De acordo com Paulo Malvezzi, assessor jurídico da Pastoral Carcerária, o que aconteceu com a senhora Claudete não é incomum no sistema prisional brasileiro. “Em um sistema de justiça marcado pelo racismo, pela seletividade nas decisões e pela produção em massa de prisões, os ‘erros judiciais’ tornam-se a regra. Além disso, a experiência prisional no país, ainda que por alguns dias, pode deixar a pessoa física e psiquicamente marcada pelo resto de sua vida, tamanha a violência e indignidade das nossas masmorras.”

“Nossos advogados estavam em meio a muitas dificuldades e erros burocráticos que a cada dia se complicaram mais. Foi uma sequência de erros causados pelas autoridades. Com muito sacrifício, os doutores Daniel e Tatiana conseguiram, somente no plantão judiciário, o cumprimento do alvará, que foi executado no sábado”, ressalta Charles de Oliveira, filho de Claudete.

Carolina Diniz, advogada e supervisora de atuação política do IBCCRIM (Instituto Brasileiro de Ciências Criminais), conversou com o Alma Preta sobre o caso. Na opinião dela, casos como esse não são raros. “Os mandados de prisão contêm diversos dados pessoais das pessoas acusadas, incluindo RG e nome dos familiares, e os sistemas dos estados estão cada vez mais integrados. Ou seja, as informações estão disponíveis às autoridades, mas ‘erros’ como esse seguem ocorrendo”, explica.

Para ela, na prática, episódios como esse deixam evidentes o modo como o sistema judiciário vê a pessoa negra. “Esses erros exemplificam o racismo enraizado e institucionalizado no sistema de justiça, em que corpos negros são apenas corpos a serem controlados pelo Estado. A identidade não importa.”
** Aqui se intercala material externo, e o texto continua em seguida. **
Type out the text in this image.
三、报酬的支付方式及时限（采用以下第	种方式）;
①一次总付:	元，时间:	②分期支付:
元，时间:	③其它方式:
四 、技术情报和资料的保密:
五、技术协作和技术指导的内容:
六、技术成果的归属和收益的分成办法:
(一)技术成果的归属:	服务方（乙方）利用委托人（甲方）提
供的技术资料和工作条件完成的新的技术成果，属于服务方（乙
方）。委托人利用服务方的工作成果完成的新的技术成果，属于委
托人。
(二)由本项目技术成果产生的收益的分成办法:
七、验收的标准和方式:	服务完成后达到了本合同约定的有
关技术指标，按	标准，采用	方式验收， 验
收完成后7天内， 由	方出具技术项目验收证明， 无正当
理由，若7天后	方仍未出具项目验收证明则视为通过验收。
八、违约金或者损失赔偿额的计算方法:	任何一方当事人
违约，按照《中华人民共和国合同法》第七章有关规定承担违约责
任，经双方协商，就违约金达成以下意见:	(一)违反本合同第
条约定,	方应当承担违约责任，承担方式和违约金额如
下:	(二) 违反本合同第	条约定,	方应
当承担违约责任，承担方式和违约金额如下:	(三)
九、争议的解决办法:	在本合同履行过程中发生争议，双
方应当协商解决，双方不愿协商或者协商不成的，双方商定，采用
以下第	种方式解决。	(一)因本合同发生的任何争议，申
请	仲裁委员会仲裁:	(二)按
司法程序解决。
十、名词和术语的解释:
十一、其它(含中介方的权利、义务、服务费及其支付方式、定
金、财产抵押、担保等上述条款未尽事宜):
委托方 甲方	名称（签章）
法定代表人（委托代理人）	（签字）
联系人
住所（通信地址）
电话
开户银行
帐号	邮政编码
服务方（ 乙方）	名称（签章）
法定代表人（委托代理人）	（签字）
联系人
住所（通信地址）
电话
Ao ser questionado sobre se iria pedir indenização do Estado para Claudete, o advogado Daniel Santana informou que a equipe de advogados está “analisando as medidas cabíveis para buscar a compensação pelo dano experimentado pela Claudete.”

Charles foi enfático sobre as medidas que serão tomadas pela família. “Veremos o que fazer, pois no momento estamos cuidando da nossa mãe”.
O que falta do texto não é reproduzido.